Review: Identity Thief

Best of enemies. This anti-buddy flick is a confounding muddle of insults, violence and pratfalls

click to enlarge Cutline: Even hardworking leads like Jason Bateman and Melissa McCarthy can’t make Identity Thief work.
Cutline: Even hardworking leads like Jason Bateman and Melissa McCarthy can’t make Identity Thief work.

Identity ThiefC

Prim and haughty vs. brash and bawdy: This is an immortal comedy pairing as indelible and comforting as PB & J or mac ’n’ cheese, a simple duality employed by teams from Abbot and Costello to Belushi and Aykroyd. The latest spin on the familiar concept pairs deadpan master Jason Bateman and fireball scene-stealer Melissa McCarthy, teamed up as rivals stuck together in a road trip and reluctant buddy action romp that is intended to remind you of Midnight Run or 48 Hours, which it does — it reminds you of how much better those classics were than this confounding muddle.

The plot involves a buzzword ripped from the headlines, then filtered through screenwriting software and copious studio notes, until it bears precious little resemblance to reality. Bateman plays a decent but perennially cautious Denver family man with the fairly unusual name of Sandy Bigelow Patterson. Can’t be too many of those running around can there? Turns out that, yes, there is, and this other Sandy is busy running around Florida racking up massive credit card debit buying a mountain of household goods and clothing, and booking spa days. Making matters worse, Sandy has left his pompous, Ayn Rand-loving boss (Jon Favreau) to become lead accountant at a startup finance firm, which now deems our man an image risk to their fledgling company. The cops are predictability unhelpful, but Sandy is given a week to track down and haul the crook back to Denver in order to clear his good name.

When he does find the culprit, her “real” name is Diana (Melissa McCarthy) and she’s a venomous little ball of lies, deception and unchecked hostility, with competing addictions to fried foods and to the mall cosmetics counter. She is by all definitions a loathsome, reprehensible little tick in vaguely human form, and when she’s not busy cheating and stealing, she’s turning on the fake waterworks in bathetic displays of awfulness. You wouldn’t want to spend 90 seconds in the company of this creature, let alone 90 minutes. Things are not improved by the presence of both a bounty hunter (Robert Patrick) and a flavorless pair of mob hit men, all looking to make Diana accountable for her reckless way. Few things kill comedy like serious injuries, yet folks here are continually being bashed over the head, punched in the throat or shot in the face.
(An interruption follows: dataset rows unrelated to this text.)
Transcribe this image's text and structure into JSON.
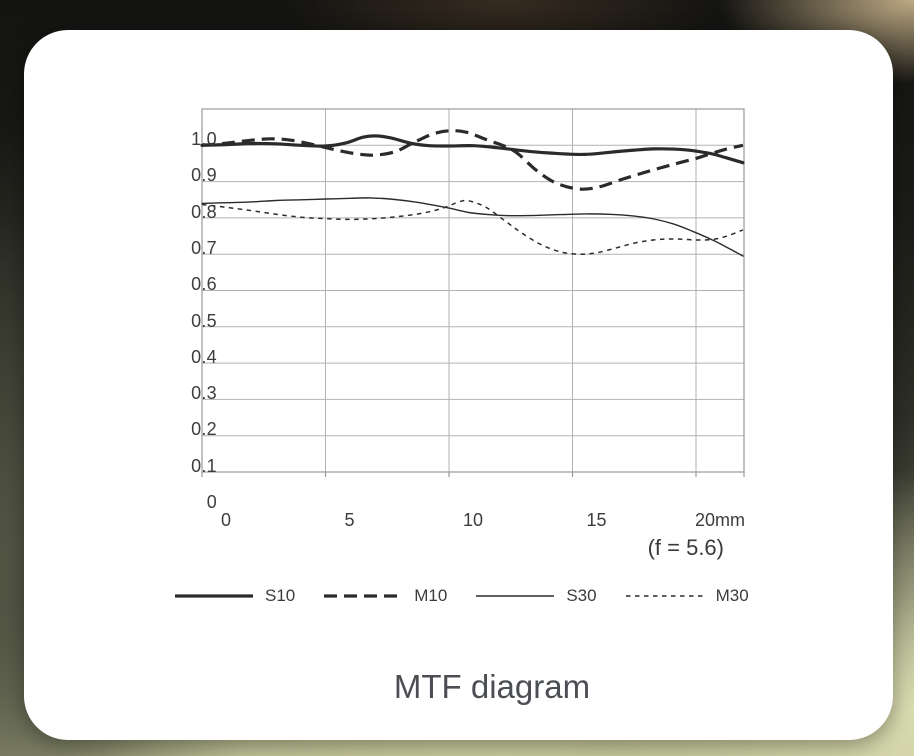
{
  "background": {
    "style": "blurred-photo-backdrop",
    "colors": {
      "top": "#151511",
      "left": "#525545",
      "bottom_right": "#dadcb0",
      "top_right": "#c7b28a"
    }
  },
  "card": {
    "background": "#ffffff"
  },
  "chart_data": {
    "type": "line",
    "title": "MTF diagram",
    "annotation": "(f = 5.6)",
    "xlabel": "",
    "ylabel": "",
    "x_unit": "mm",
    "xlim": [
      0,
      21.9
    ],
    "ylim": [
      0,
      1
    ],
    "grid": true,
    "legend_position": "bottom",
    "grid_color": "#b2b2b2",
    "axis_color": "#9a9a9a",
    "curve_color": "#2b2b2b",
    "label_color": "#3d3d3d",
    "x_ticks": [
      {
        "value": 0,
        "label": "0"
      },
      {
        "value": 5,
        "label": "5"
      },
      {
        "value": 10,
        "label": "10"
      },
      {
        "value": 15,
        "label": "15"
      },
      {
        "value": 20,
        "label": "20mm"
      }
    ],
    "y_ticks": [
      {
        "value": 1.0,
        "label": "1.0"
      },
      {
        "value": 0.9,
        "label": "0.9"
      },
      {
        "value": 0.8,
        "label": "0.8"
      },
      {
        "value": 0.7,
        "label": "0.7"
      },
      {
        "value": 0.6,
        "label": "0.6"
      },
      {
        "value": 0.5,
        "label": "0.5"
      },
      {
        "value": 0.4,
        "label": "0.4"
      },
      {
        "value": 0.3,
        "label": "0.3"
      },
      {
        "value": 0.2,
        "label": "0.2"
      },
      {
        "value": 0.1,
        "label": "0.1"
      },
      {
        "value": 0,
        "label": "0"
      }
    ],
    "series": [
      {
        "name": "S10",
        "width": 3.2,
        "dash": null,
        "points": [
          [
            0,
            0.9
          ],
          [
            1,
            0.902
          ],
          [
            2,
            0.905
          ],
          [
            3,
            0.904
          ],
          [
            4,
            0.9
          ],
          [
            5,
            0.898
          ],
          [
            5.8,
            0.906
          ],
          [
            6.5,
            0.922
          ],
          [
            7,
            0.926
          ],
          [
            7.6,
            0.921
          ],
          [
            8.5,
            0.905
          ],
          [
            9.2,
            0.899
          ],
          [
            10,
            0.898
          ],
          [
            11,
            0.899
          ],
          [
            12,
            0.893
          ],
          [
            13,
            0.885
          ],
          [
            14,
            0.879
          ],
          [
            15.5,
            0.875
          ],
          [
            17,
            0.884
          ],
          [
            18.3,
            0.89
          ],
          [
            19.5,
            0.888
          ],
          [
            20.6,
            0.877
          ],
          [
            21.2,
            0.866
          ],
          [
            21.9,
            0.852
          ]
        ]
      },
      {
        "name": "M10",
        "width": 3.2,
        "dash": [
          13,
          7
        ],
        "points": [
          [
            0,
            0.9
          ],
          [
            1,
            0.906
          ],
          [
            2,
            0.914
          ],
          [
            2.8,
            0.918
          ],
          [
            3.6,
            0.914
          ],
          [
            4.5,
            0.902
          ],
          [
            5.5,
            0.886
          ],
          [
            6.3,
            0.876
          ],
          [
            7,
            0.873
          ],
          [
            7.8,
            0.882
          ],
          [
            8.5,
            0.905
          ],
          [
            9.3,
            0.93
          ],
          [
            10,
            0.94
          ],
          [
            10.7,
            0.936
          ],
          [
            11.5,
            0.916
          ],
          [
            12.6,
            0.886
          ],
          [
            13.5,
            0.833
          ],
          [
            14.3,
            0.797
          ],
          [
            15.2,
            0.78
          ],
          [
            16,
            0.784
          ],
          [
            17,
            0.806
          ],
          [
            18,
            0.827
          ],
          [
            19,
            0.846
          ],
          [
            20,
            0.864
          ],
          [
            20.6,
            0.877
          ],
          [
            21.2,
            0.889
          ],
          [
            21.9,
            0.9
          ]
        ]
      },
      {
        "name": "S30",
        "width": 1.4,
        "dash": null,
        "points": [
          [
            0,
            0.74
          ],
          [
            1,
            0.742
          ],
          [
            2,
            0.744
          ],
          [
            3,
            0.748
          ],
          [
            4,
            0.75
          ],
          [
            5,
            0.752
          ],
          [
            6,
            0.754
          ],
          [
            6.8,
            0.755
          ],
          [
            7.6,
            0.752
          ],
          [
            8.5,
            0.745
          ],
          [
            9.3,
            0.736
          ],
          [
            10,
            0.727
          ],
          [
            10.8,
            0.715
          ],
          [
            11.6,
            0.709
          ],
          [
            12.5,
            0.706
          ],
          [
            13.5,
            0.707
          ],
          [
            14.5,
            0.709
          ],
          [
            15.5,
            0.711
          ],
          [
            16.5,
            0.71
          ],
          [
            17.5,
            0.705
          ],
          [
            18.3,
            0.697
          ],
          [
            19.1,
            0.683
          ],
          [
            19.9,
            0.662
          ],
          [
            20.7,
            0.638
          ],
          [
            21.3,
            0.617
          ],
          [
            21.9,
            0.595
          ]
        ]
      },
      {
        "name": "M30",
        "width": 1.5,
        "dash": [
          4.5,
          4.5
        ],
        "points": [
          [
            0,
            0.737
          ],
          [
            1,
            0.729
          ],
          [
            2,
            0.72
          ],
          [
            3,
            0.71
          ],
          [
            4,
            0.702
          ],
          [
            5,
            0.698
          ],
          [
            6,
            0.696
          ],
          [
            7,
            0.698
          ],
          [
            8,
            0.704
          ],
          [
            9,
            0.714
          ],
          [
            9.8,
            0.728
          ],
          [
            10.4,
            0.744
          ],
          [
            10.8,
            0.747
          ],
          [
            11.5,
            0.729
          ],
          [
            12.3,
            0.69
          ],
          [
            13,
            0.656
          ],
          [
            13.8,
            0.624
          ],
          [
            14.6,
            0.605
          ],
          [
            15.3,
            0.6
          ],
          [
            16,
            0.604
          ],
          [
            16.8,
            0.618
          ],
          [
            17.6,
            0.632
          ],
          [
            18.4,
            0.64
          ],
          [
            19.2,
            0.642
          ],
          [
            20,
            0.639
          ],
          [
            20.7,
            0.641
          ],
          [
            21.3,
            0.651
          ],
          [
            21.9,
            0.667
          ]
        ]
      }
    ]
  }
}
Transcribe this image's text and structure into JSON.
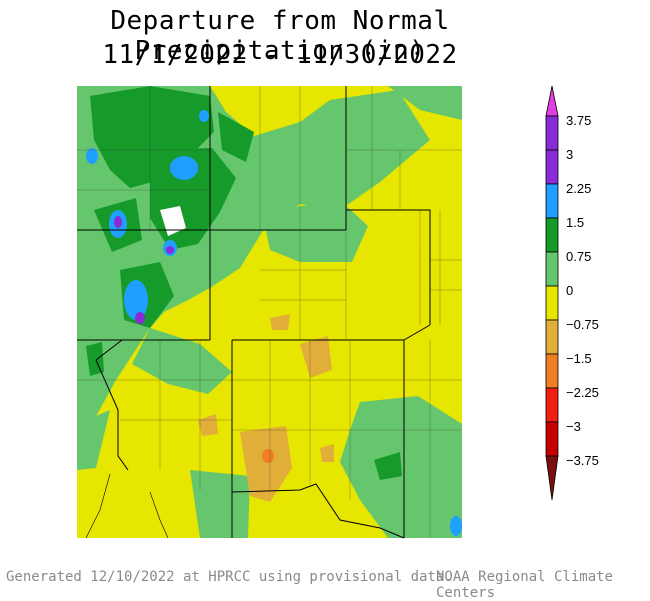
{
  "title": {
    "line1": "Departure from Normal Precipitation (in)",
    "line2": "11/1/2022 - 11/30/2022"
  },
  "legend": {
    "units": "in",
    "labels": [
      "3.75",
      "3",
      "2.25",
      "1.5",
      "0.75",
      "0",
      "−0.75",
      "−1.5",
      "−2.25",
      "−3",
      "−3.75"
    ],
    "colors": {
      "above_3": "#e23fe2",
      "2.25_to_3": "#8a2bd8",
      "1.5_to_2.25": "#1f9fff",
      "0.75_to_1.5": "#169a2a",
      "0_to_0.75": "#66c66e",
      "minus0.75_to_0": "#e6e600",
      "minus1.5_to_minus0.75": "#e2ae3a",
      "minus2.25_to_minus1.5": "#ef7f22",
      "minus3_to_minus2.25": "#f21f12",
      "minus3.75_to_minus3": "#c80000",
      "below_minus3.75": "#7a0f0f"
    }
  },
  "footer": {
    "left": "Generated 12/10/2022 at HPRCC using provisional data.",
    "right": "NOAA Regional Climate Centers"
  }
}
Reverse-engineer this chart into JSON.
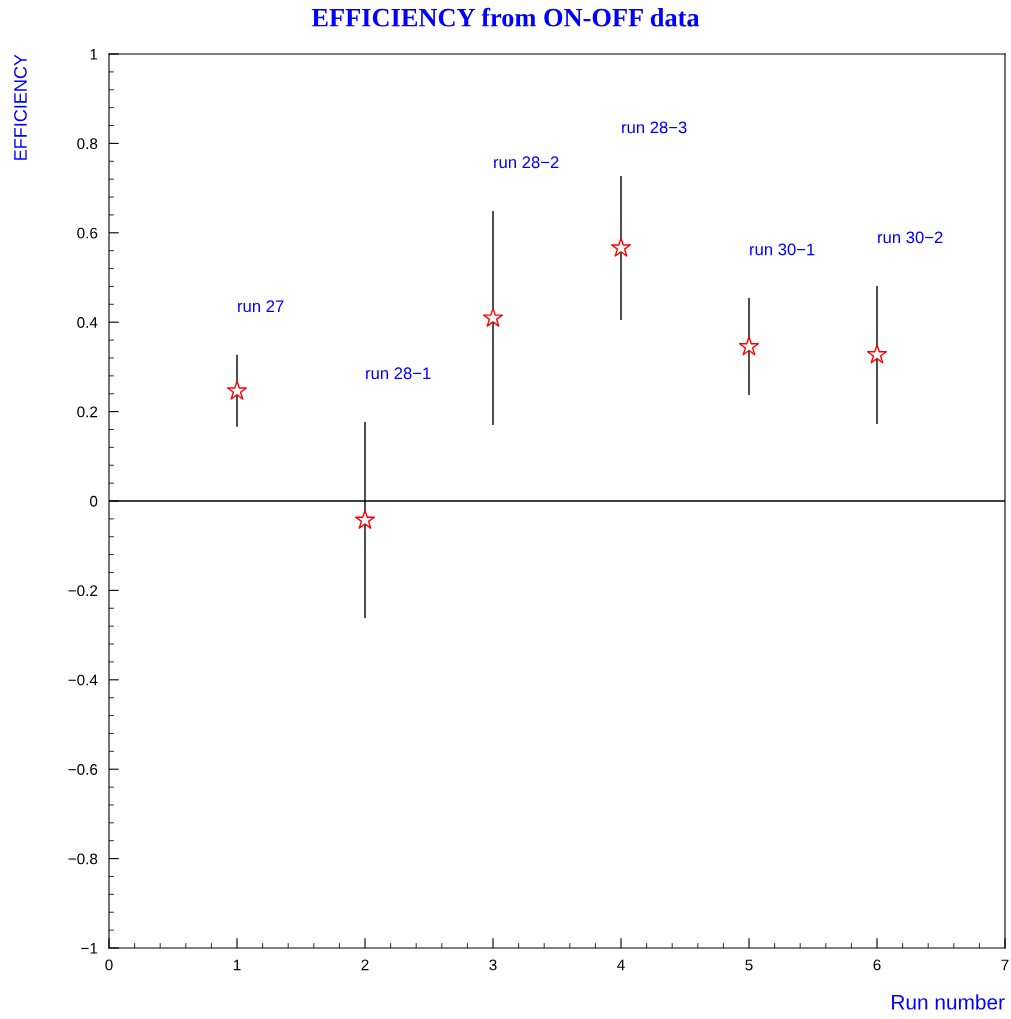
{
  "chart_data": {
    "type": "scatter",
    "title": "EFFICIENCY from ON-OFF data",
    "xlabel": "Run number",
    "ylabel": "EFFICIENCY",
    "x": [
      1,
      2,
      3,
      4,
      5,
      6
    ],
    "series": [
      {
        "color": "#ff0000",
        "values": [
          0.246,
          -0.043,
          0.409,
          0.566,
          0.345,
          0.327
        ],
        "errors": [
          [
            0.166,
            0.327
          ],
          [
            -0.262,
            0.177
          ],
          [
            0.17,
            0.649
          ],
          [
            0.405,
            0.727
          ],
          [
            0.237,
            0.454
          ],
          [
            0.172,
            0.481
          ]
        ]
      }
    ],
    "marker": "star",
    "xlim": [
      0,
      7
    ],
    "ylim": [
      -1,
      1
    ],
    "xticks": [
      0,
      1,
      2,
      3,
      4,
      5,
      6,
      7
    ],
    "yticks": [
      {
        "value": -1,
        "label": "−1"
      },
      {
        "value": -0.8,
        "label": "−0.8"
      },
      {
        "value": -0.6,
        "label": "−0.6"
      },
      {
        "value": -0.4,
        "label": "−0.4"
      },
      {
        "value": -0.2,
        "label": "−0.2"
      },
      0,
      0.2,
      0.4,
      0.6,
      0.8,
      1
    ],
    "ref_lines": [
      {
        "axis": "y",
        "value": 0,
        "color": "#000000"
      }
    ],
    "annotations": [
      "run 27",
      "run 28−1",
      "run 28−2",
      "run 28−3",
      "run 30−1",
      "run 30−2"
    ],
    "grid": false,
    "legend": false
  }
}
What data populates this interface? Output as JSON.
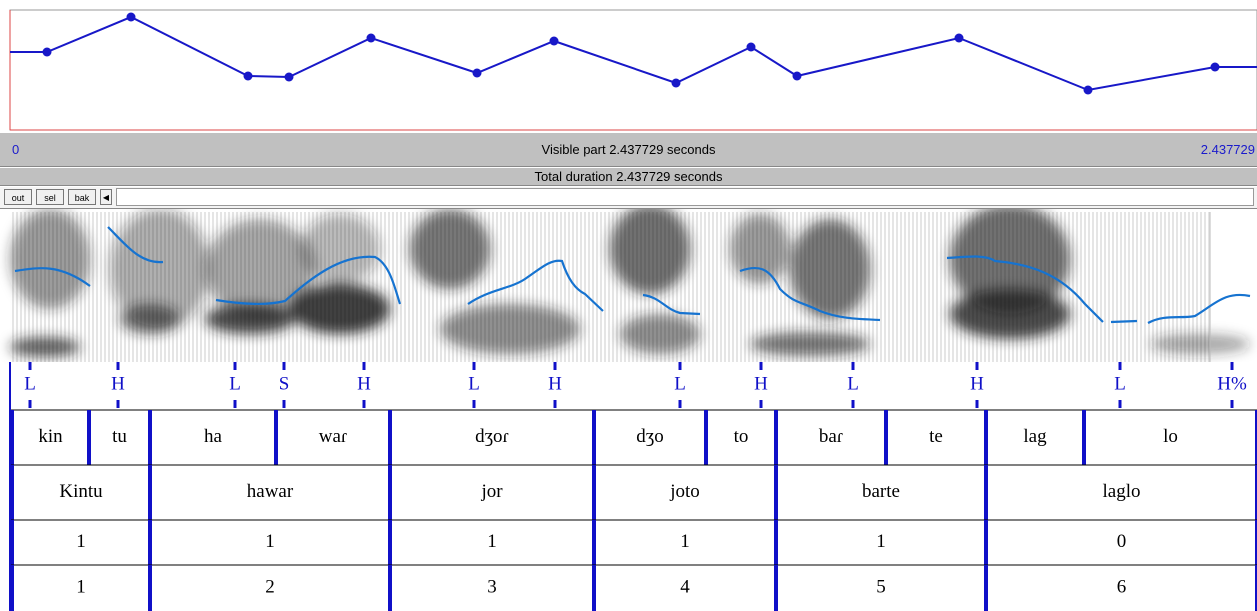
{
  "header": {
    "start": "0",
    "visible": "Visible part 2.437729 seconds",
    "end": "2.437729",
    "total": "Total duration 2.437729 seconds"
  },
  "buttons": [
    "out",
    "sel",
    "bak"
  ],
  "tiers": {
    "tones": [
      "L",
      "H",
      "L",
      "S",
      "H",
      "L",
      "H",
      "L",
      "H",
      "L",
      "H",
      "L",
      "H%"
    ],
    "syllables": [
      "kin",
      "tu",
      "ha",
      "waɾ",
      "dʒoɾ",
      "dʒo",
      "to",
      "baɾ",
      "te",
      "lag",
      "lo"
    ],
    "words": [
      "Kintu",
      "hawar",
      "jor",
      "joto",
      "barte",
      "laglo"
    ],
    "row1": [
      "1",
      "1",
      "1",
      "1",
      "1",
      "0"
    ],
    "row2": [
      "1",
      "2",
      "3",
      "4",
      "5",
      "6"
    ]
  }
}
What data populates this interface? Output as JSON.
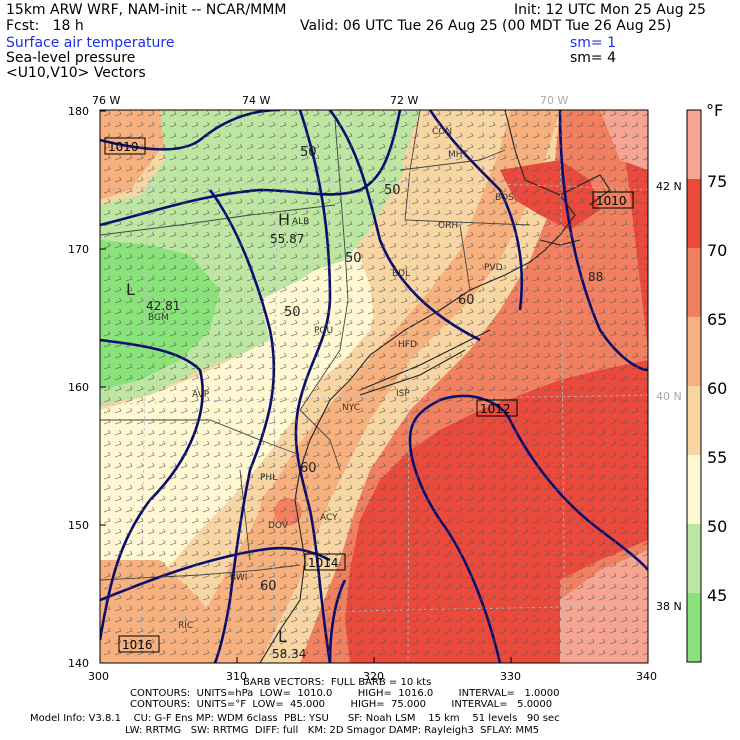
{
  "header": {
    "model": "15km ARW WRF, NAM-init -- NCAR/MMM",
    "init": "Init: 12 UTC Mon 25 Aug 25",
    "fcst": "Fcst:   18 h",
    "valid": "Valid: 06 UTC Tue 26 Aug 25 (00 MDT Tue 26 Aug 25)",
    "field1": "Surface air temperature",
    "field1_sm": "sm= 1",
    "field2": "Sea-level pressure",
    "field2_sm": "sm= 4",
    "field3": "<U10,V10> Vectors"
  },
  "map": {
    "lon_labels": [
      "76 W",
      "74 W",
      "72 W",
      "70 W"
    ],
    "lat_labels": [
      "42 N",
      "40 N",
      "38 N"
    ],
    "y_ticks": [
      "180",
      "170",
      "160",
      "150",
      "140"
    ],
    "x_ticks": [
      "300",
      "310",
      "320",
      "330",
      "340"
    ],
    "cities": [
      "CON",
      "MHT",
      "BOS",
      "ALB",
      "ORH",
      "PVD",
      "BDL",
      "BGM",
      "AVP",
      "POU",
      "HFD",
      "ISP",
      "NYC",
      "PHL",
      "ACY",
      "DOV",
      "BWI",
      "RIC"
    ],
    "isotherm_labels": [
      "50",
      "50",
      "50",
      "50",
      "60",
      "60",
      "60"
    ],
    "pressure_labels": [
      "1010",
      "1010",
      "1012",
      "1014",
      "1016"
    ],
    "high": {
      "symbol": "H",
      "value": "55.87"
    },
    "lows": [
      {
        "symbol": "L",
        "value": "42.81"
      },
      {
        "symbol": "L",
        "value": "58.34"
      }
    ],
    "highlight_values": [
      "88"
    ],
    "colors": {
      "t45": "#8ae37a",
      "t50": "#bde6a3",
      "t55": "#fff8d2",
      "t60": "#f8d6a4",
      "t65": "#f7b17e",
      "t70": "#f08060",
      "t75": "#ea4a3c",
      "t80": "#f7a593",
      "isobar": "#0a0d6e",
      "border": "#333333"
    }
  },
  "legend": {
    "unit": "°F",
    "labels": [
      "75",
      "70",
      "65",
      "60",
      "55",
      "50",
      "45"
    ],
    "colors": [
      "#f7a593",
      "#ea4a3c",
      "#f08060",
      "#f7b17e",
      "#f8d6a4",
      "#fff8d2",
      "#bde6a3",
      "#8ae37a"
    ]
  },
  "footer": {
    "barb": "BARB VECTORS:  FULL BARB = 10 kts",
    "contours1": "CONTOURS:  UNITS=hPa  LOW=  1010.0        HIGH=  1016.0        INTERVAL=   1.0000",
    "contours2": "CONTOURS:  UNITS=°F  LOW=  45.000        HIGH=  75.000        INTERVAL=   5.0000",
    "info1": "Model Info: V3.8.1    CU: G-F Ens MP: WDM 6class  PBL: YSU      SF: Noah LSM    15 km    51 levels   90 sec",
    "info2": "LW: RRTMG   SW: RRTMG  DIFF: full   KM: 2D Smagor DAMP: Rayleigh3  SFLAY: MM5"
  }
}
By the time a snake crawls up Bateman’s pants and bites him on the neck, the air has long escaped the balloon. 

Director Seth Gordon handled the cringe humor somewhat more effectively in Horrible Bosses, but the mix of violent stunts, mean-spirited insults and heart-tugging emotionalism fails to gel.

There are just enough laughs sprinkled around that it is hard to blame the hardworking leads for the movie’s dire, mirthless stretches. Bateman does what he always does; no actor has been as committed to a comedic persona since Jack Benny, and he plays almost exactly the same, droll, constantly aggravated character he worked to such great effect on Arrested Development. And if you stuck around through the outtake reel on This is 40, then you know that McCarthy is a gifted improviser, capable of stretching tangents into hilarious sidetracks. Shame, then, that too often she forced into pratfalls, belly flops, tumbling and more pratfalls. Here, McCarthy is like the female Kevin James, and her voluminous frame is bounced around more than a beach ball in the cheap seats at a Tiger, and game she takes more abuse than an NFL replacement ref. Of course in the extended scene where she has rough, violent, furniture-smashing sex with Eric Stonestreet (Modern Family), it’s the audience that feels abused.